Luego, durante esos segundos desabridos que quedan entre salvar a mi hijo de los peligros que lo acechan y salvar al mundo de los peligros que él provoca, reflexiono y me digo que tampoco es para tanto. Ya está, «el niñe», lo he dicho, ¿qué pasa? Cortar de vez en cuando el nudo gordiano del dimorfismo morfosintáctico del español no me convierte en un enemigo de la gramática, digo yo. Y además (eso no es una araña, Óscar, es una mosca, y no hace nada), igual un parque infantil no es el mejor lugar para andar esforzándose en determinar en el papel que podría jugar en la reproducción cada persona con la que nos cruzamos.

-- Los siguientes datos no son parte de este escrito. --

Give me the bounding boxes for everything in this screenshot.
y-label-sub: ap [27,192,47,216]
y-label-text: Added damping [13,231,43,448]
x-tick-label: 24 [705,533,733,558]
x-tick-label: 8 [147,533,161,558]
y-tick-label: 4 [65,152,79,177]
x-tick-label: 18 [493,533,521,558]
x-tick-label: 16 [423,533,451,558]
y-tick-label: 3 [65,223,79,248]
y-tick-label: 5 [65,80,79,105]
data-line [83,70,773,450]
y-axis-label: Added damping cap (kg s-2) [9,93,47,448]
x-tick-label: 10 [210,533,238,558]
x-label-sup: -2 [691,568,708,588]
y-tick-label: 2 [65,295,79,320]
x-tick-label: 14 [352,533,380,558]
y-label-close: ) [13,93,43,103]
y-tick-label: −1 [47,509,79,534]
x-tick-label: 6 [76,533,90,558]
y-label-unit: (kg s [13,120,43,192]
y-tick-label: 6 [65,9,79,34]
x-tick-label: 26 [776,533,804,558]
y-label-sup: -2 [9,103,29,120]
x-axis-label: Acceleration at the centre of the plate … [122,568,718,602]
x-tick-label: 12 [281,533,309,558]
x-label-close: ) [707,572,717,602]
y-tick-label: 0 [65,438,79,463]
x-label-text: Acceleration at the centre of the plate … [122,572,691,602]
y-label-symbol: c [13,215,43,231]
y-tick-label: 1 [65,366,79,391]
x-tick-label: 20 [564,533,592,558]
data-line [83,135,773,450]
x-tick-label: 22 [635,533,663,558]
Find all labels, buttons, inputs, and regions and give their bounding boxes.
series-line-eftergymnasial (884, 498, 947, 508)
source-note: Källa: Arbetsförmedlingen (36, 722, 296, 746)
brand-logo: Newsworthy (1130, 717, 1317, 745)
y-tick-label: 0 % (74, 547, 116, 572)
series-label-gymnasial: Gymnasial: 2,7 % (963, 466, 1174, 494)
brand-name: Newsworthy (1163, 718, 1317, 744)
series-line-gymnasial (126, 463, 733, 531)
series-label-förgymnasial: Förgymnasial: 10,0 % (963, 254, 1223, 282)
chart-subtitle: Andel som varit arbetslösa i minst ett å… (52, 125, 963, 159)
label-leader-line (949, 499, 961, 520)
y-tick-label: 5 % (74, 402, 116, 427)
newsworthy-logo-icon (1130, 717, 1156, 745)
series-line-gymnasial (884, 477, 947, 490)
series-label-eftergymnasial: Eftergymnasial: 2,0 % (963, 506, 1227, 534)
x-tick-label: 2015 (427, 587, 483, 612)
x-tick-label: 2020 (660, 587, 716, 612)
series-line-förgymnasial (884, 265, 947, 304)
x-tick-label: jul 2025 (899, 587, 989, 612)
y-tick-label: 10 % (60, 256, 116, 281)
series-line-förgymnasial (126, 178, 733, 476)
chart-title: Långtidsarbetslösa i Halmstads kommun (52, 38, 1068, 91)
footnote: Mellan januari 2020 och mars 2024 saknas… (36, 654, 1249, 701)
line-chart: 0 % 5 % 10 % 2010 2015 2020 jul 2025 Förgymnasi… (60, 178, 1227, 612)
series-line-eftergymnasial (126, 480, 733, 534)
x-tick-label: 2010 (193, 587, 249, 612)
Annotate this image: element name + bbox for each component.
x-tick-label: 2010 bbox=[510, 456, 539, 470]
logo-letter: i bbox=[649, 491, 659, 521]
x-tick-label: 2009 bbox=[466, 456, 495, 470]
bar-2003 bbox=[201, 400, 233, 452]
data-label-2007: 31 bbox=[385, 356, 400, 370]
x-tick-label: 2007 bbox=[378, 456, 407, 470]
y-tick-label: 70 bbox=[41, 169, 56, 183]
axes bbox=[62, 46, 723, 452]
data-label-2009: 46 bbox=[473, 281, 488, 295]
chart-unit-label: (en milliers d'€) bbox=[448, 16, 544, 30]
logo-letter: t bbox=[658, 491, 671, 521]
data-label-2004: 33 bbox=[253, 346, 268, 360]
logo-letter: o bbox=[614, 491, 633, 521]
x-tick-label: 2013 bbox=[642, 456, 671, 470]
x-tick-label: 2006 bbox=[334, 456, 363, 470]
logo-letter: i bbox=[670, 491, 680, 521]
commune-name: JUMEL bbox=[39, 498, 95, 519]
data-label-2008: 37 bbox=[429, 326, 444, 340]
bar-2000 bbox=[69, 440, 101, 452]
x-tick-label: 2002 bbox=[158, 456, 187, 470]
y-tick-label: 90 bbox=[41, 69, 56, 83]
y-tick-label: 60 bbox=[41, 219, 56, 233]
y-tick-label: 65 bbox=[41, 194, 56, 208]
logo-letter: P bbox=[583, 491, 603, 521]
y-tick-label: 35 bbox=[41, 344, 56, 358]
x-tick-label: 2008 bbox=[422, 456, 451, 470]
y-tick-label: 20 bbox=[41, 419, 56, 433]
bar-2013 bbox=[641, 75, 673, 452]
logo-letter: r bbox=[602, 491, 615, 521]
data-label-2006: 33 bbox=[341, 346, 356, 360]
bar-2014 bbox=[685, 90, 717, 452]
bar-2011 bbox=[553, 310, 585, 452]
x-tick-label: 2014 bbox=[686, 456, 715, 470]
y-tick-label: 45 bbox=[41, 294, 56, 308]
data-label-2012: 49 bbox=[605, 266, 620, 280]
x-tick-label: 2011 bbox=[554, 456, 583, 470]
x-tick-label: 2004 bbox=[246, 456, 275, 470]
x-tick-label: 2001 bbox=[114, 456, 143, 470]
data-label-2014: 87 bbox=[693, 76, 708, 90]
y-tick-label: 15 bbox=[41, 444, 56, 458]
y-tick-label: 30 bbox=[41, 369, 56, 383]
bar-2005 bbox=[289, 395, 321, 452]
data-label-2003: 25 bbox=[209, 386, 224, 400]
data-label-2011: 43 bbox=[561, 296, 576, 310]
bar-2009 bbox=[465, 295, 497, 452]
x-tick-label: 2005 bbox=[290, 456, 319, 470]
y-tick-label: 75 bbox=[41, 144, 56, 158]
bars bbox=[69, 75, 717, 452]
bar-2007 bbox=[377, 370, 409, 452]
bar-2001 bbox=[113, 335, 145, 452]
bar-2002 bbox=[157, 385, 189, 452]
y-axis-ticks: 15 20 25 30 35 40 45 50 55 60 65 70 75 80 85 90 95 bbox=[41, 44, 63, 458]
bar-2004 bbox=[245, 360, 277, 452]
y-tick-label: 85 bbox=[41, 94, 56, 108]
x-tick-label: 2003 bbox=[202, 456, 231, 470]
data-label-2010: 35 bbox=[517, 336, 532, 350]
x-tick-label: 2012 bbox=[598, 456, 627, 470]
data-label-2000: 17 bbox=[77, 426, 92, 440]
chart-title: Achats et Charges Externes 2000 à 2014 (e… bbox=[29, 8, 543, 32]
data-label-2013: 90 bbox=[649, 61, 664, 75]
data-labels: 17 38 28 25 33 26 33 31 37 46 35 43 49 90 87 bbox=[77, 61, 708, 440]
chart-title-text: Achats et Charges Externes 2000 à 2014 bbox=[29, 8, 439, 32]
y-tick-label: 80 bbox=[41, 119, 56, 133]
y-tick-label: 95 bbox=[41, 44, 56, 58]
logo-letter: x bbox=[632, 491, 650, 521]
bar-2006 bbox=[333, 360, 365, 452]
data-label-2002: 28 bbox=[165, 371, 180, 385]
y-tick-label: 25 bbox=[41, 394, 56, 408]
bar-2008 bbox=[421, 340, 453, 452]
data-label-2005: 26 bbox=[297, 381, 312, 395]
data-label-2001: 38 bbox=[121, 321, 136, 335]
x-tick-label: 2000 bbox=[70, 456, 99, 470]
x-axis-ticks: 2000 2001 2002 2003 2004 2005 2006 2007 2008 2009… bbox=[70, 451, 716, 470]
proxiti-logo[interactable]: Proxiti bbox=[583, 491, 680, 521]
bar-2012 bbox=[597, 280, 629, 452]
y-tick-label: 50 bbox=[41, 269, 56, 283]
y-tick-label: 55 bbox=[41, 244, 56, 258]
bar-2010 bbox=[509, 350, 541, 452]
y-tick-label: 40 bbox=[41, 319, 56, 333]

Al final, esa es la madre del cordero (la araña tampoco te iba a hacer nada, tenía más miedo que tú). Una lengua no es sexista —o no es más sexista que marxista, capitalista o adventista de séptimo día, como gusta de puntualizar Álex Grijelmo—, pero sí nos obliga a prestar atención a ciertas cosas, como los caracteres sexuales, que no siempre tienen por qué parecernos relevantes. Este era el argumento con el que los lingüistas Roman Jakobson y Franz Boas matizaban la famosa tesis de Sapir y Whorf sobre el influjo que tiene la lengua materna en la percepción de la realidad. Una lengua permite expresar todo tipo de pensamientos, pero también impone la expresión de ciertas cualidades. Como resume Guy Deutscher en El prisma del lenguaje, si una lengua influye en la mentalidad de sus hablantes no es por lo que les permite decir, sino por el tipo de información que les obliga a considerar.
 
Vuelvo a leer estos días sobre ello en un trabajo de fin de grado singularmente bueno, cuyo autor cita varios estudios experimentales en los que se demuestra que el masculino genérico fomenta representaciones imaginarias androcéntricas: sexólogos de sexo masculino, barones varones y hombres-orquesta hombres. Esto no necesariamente confirma la tesis de Sapir-Whorf, porque recuerdo haber leído un artículo (una cosa es que no les tengas miedo a las arañas, y otra que te las comas) que constataba las mismas representaciones mentales entre quienes leían una frase por el estilo de «una estrella de la cirujía ha culminado el primer transplante ocular», en cuyas cabezas la estrella devenía en estrello. Y, por supuesto, muchos hablantes de lenguas sin género asumen que los hombres-orquesta, los barones y los sexólogos son, en principio, señores.
 
Ahora bien, estos experimentos se suelen centrar en las denominaciones de profesiones, y me termino preguntando (si te vas a tirar por el tobogán, gordito, a lo mejor tienes que soltar la pierna del niñe; y luego dirán que los teléfonos móviles nos distraen, ¡me río yo de los móviles!, ¿qué estaba yo diciendo? Ah, sí, «me termino preguntando»), me termino preguntando si no convendrá aceptar de entrada que la disyuntiva entre masculino genérico y lenguaje inclusivo no es igual de relevante en todos los contextos.  

Porque las implicaciones o las repercusiones sociales son distintas cuando uno habla de «genios», de «científicos» o de «políticos» que cuando uno habla de «vecinos», de «espectadores» o de «niños». Es más (los pies primero, Óscar; cuando seas mayor de edad te podrás tirar por el tobogán de cabeza): en contextos como este parque infantil, hablar de padres que cuidan a sus hijos, aun pensándolo como masculino genérico, podría favorecer la implicación de los varones en la crianza.

En esta pelea de perros en la que se ha convertido el debate sobre el sexo de la lengua casi todo el mundo va con todo y se azuzan soluciones sistemáticas y maximalistas: las duplicaciones a gogó y a gagá, el femenino genérico a machamartilla o el truquillo este de les niñes, que tiene la virtud, con todo, de ser lo más económico y lo que menos relieve da a la entrepierna. Pero el esfuerzo cognitivo que exigiría aplicar sin excepciones cualquiera estas propuestas no siempre será igual de rentable en términos políticos. Yo mismo acabo de decir «niñe» porque me agotaba y me incomodaba decidir el sexo —o el género culturalmente construido— de una persona de reducido tamaño y corta edad. A veces (deja de echarte arena por encima, bonito, que luego te pica el culo y no sabes por qué), a veces nos obcecamos en defender soluciones coherentes y sistemáticas como si el resto de nuestra vida no fuera ya el puto caos.